What Users Leave Unsaid: Under-Specified Queries Limit Vision-Language Models
Dasol Choi, Guijin Son, Hanwool Lee, Minhyuk Kim, Hyunwoo Ko, Teabin Lim, Ahn Eungyeol, Jungwhan Kim, Seunghyeok Hong, Youngsook Song
2026-01-13
Summary
This research focuses on how well vision-language models (VLMs) – AI systems that can understand both images and text – handle questions asked in a way that people naturally ask them, which is often vague and doesn't include all the details.
What's the problem?
Current tests for VLMs use very clear and specific questions. However, when people actually use these models, they tend to ask questions that are more casual and leave out information, assuming the image provides enough context. This means VLMs are being tested on something different than how they're actually used, and they struggle with these real-world, less-defined questions. The researchers found that even the best models fail to answer correctly less than half the time when given these natural, incomplete questions.
What's the solution?
The researchers created a new test dataset called HAERAE-Vision, which includes over 650 real questions taken from Korean online communities. These questions are naturally worded and often lack detail. They also provided a more detailed, rewritten version of each question. By comparing how well models perform on the original versus the rewritten questions, they could see how much the lack of detail affected performance. They tested 39 different VLMs, including very advanced ones like GPT-5 and Gemini 2.5 Pro, and also explored if using web search could help with the vague questions.
Why it matters?
This work shows that a major reason VLMs struggle isn't necessarily because they aren't powerful enough, but because they have trouble understanding what people *mean* when they ask incomplete questions. Simply making the questions more explicit significantly improves performance, even for smaller models. It also reveals that current search technology isn't enough to fill in the gaps left by these underspecified queries, meaning improving how models handle natural language is crucial for making them truly useful in everyday situations.
Abstract
Current vision-language benchmarks predominantly feature well-structured questions with clear, explicit prompts. However, real user queries are often informal and underspecified. Users naturally leave much unsaid, relying on images to convey context.
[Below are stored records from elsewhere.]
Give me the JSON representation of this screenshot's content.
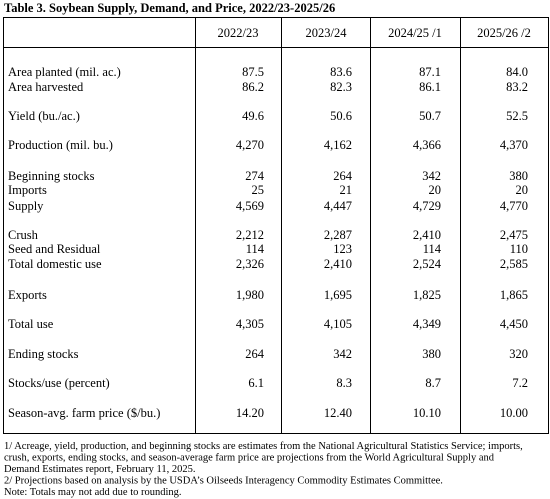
{
  "title": "Table 3.  Soybean Supply, Demand, and Price, 2022/23-2025/26",
  "table": {
    "columns": [
      "2022/23",
      "2023/24",
      "2024/25 /1",
      "2025/26 /2"
    ],
    "rows": [
      {
        "label": "Area planted (mil. ac.)",
        "values": [
          "87.5",
          "83.6",
          "87.1",
          "84.0"
        ]
      },
      {
        "label": "Area harvested",
        "values": [
          "86.2",
          "82.3",
          "86.1",
          "83.2"
        ]
      },
      {
        "label": "Yield (bu./ac.)",
        "values": [
          "49.6",
          "50.6",
          "50.7",
          "52.5"
        ]
      },
      {
        "label": "Production (mil. bu.)",
        "values": [
          "4,270",
          "4,162",
          "4,366",
          "4,370"
        ]
      },
      {
        "label": "Beginning stocks",
        "values": [
          "274",
          "264",
          "342",
          "380"
        ]
      },
      {
        "label": "Imports",
        "values": [
          "25",
          "21",
          "20",
          "20"
        ]
      },
      {
        "label": "Supply",
        "values": [
          "4,569",
          "4,447",
          "4,729",
          "4,770"
        ]
      },
      {
        "label": "Crush",
        "values": [
          "2,212",
          "2,287",
          "2,410",
          "2,475"
        ]
      },
      {
        "label": "Seed and Residual",
        "values": [
          "114",
          "123",
          "114",
          "110"
        ]
      },
      {
        "label": "Total domestic use",
        "values": [
          "2,326",
          "2,410",
          "2,524",
          "2,585"
        ]
      },
      {
        "label": "Exports",
        "values": [
          "1,980",
          "1,695",
          "1,825",
          "1,865"
        ]
      },
      {
        "label": "Total use",
        "values": [
          "4,305",
          "4,105",
          "4,349",
          "4,450"
        ]
      },
      {
        "label": "Ending stocks",
        "values": [
          "264",
          "342",
          "380",
          "320"
        ]
      },
      {
        "label": "Stocks/use (percent)",
        "values": [
          "6.1",
          "8.3",
          "8.7",
          "7.2"
        ]
      },
      {
        "label": "Season-avg. farm price ($/bu.)",
        "values": [
          "14.20",
          "12.40",
          "10.10",
          "10.00"
        ]
      }
    ]
  },
  "footnotes": [
    "1/ Acreage, yield, production, and beginning stocks are estimates from the National Agricultural Statistics Service; imports,",
    "crush, exports, ending stocks, and season-average farm price are projections from the World Agricultural Supply and",
    "Demand Estimates report, February 11, 2025.",
    "2/ Projections based on analysis by the USDA’s Oilseeds Interagency Commodity Estimates Committee.",
    "Note:  Totals may not add due to rounding."
  ]
}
We introduce HAERAE-Vision, a benchmark of 653 real-world visual questions from Korean online communities (0.76% survival from 86K candidates), each paired with an explicit rewrite, yielding 1,306 query variants in total. Evaluating 39 VLMs, we find that even state-of-the-art models (GPT-5, Gemini 2.5 Pro) achieve under 50% on the original queries. Crucially, query explicitation alone yields 8 to 22 point improvements, with smaller models benefiting most. We further show that even with web search, under-specified queries underperform explicit queries without search, revealing that current retrieval cannot compensate for what users leave unsaid. Our findings demonstrate that a substantial portion of VLM difficulty stem from natural query under-specification instead of model capability, highlighting a critical gap between benchmark evaluation and real-world deployment.